We queried the National Cancer Database for patients 30 years and younger with RCC, from 1998 - 2011. Patients were then divided into 3 age groups: under 15, 15 -21 and 21-30 years. Demographic parameters, cancer subtype and stage, treatment, and mortality were compared between groups. Univariate analysis was performed to determine significant factors. Survival was analyzed using Cox regression, controlling for age, stage, tumor subtype, insurance status, race, regional population, and type of first line therapy.

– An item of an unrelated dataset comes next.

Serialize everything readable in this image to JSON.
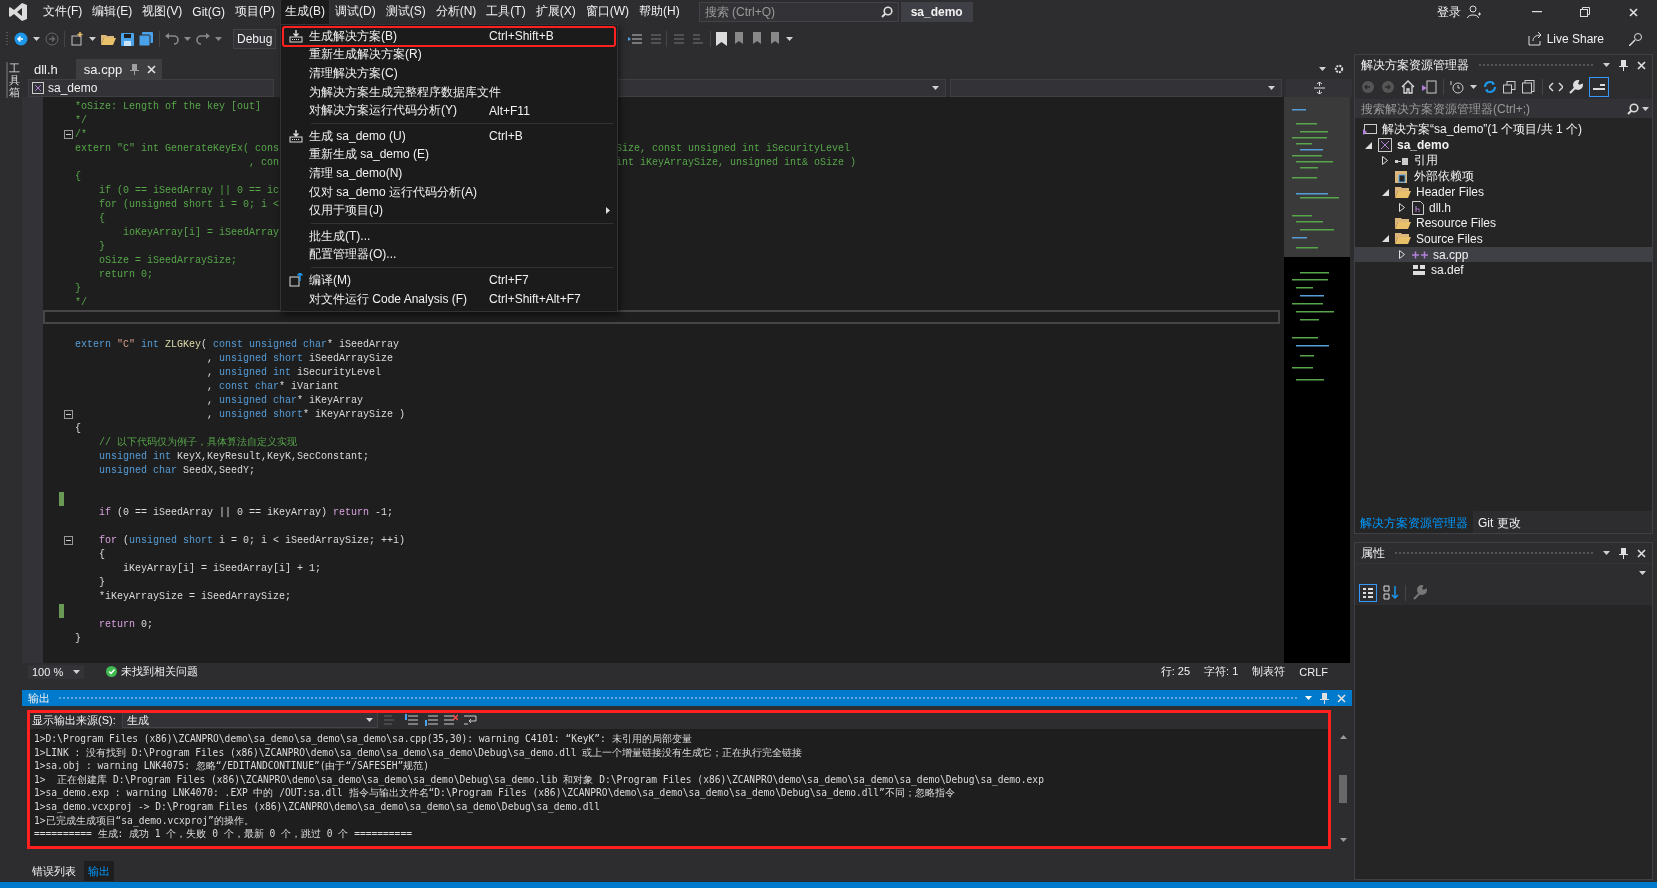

A total of 3,558 patients were available for analysis. Of these, 161 were <15 years and 337 were 15 - 21years. While there were more males in the <15 age group (p=0.046), there were no other significant differences in demographic variables between patients in the different age groups. Younger patients presented with higher stage (p<0.001), higher grade (p<0.001), and larger tumors (p<0.001). A higher proportion of RCC Not Otherwise Specified (NOS) and papillary histologies (p<0.001) were found in the younger patients. Additionally, younger patients had a higher proportion of positive lymph nodes (p=0.006). There was no significant difference in the proportion of patients who underwent surgery between the age groups (p=0.464); however, a significantly higher percentage of younger patients underwent lymph node resection (p<0.0001) and received chemotherapy (p<0.0001). Cox regression controlling for age, stage, histology, insurance, race, regional population, and type of first treatment demonstrated that age 21-30 years, RCC NOS histology, stage 3-4, Asian race, government insurance, and not undergoing surgery as first line therapy were all associated with increased mortality (Table I).
Children and adolescents present with more advanced disease and different prevalence of histological subtypes than young adults. Higher mortality in young patients may be associated with older age, RCC NOS histology, higher stage, Asian race, government insurance, and not undergoing surgery as a first line therapy. Further studies are necessary to validate these findings.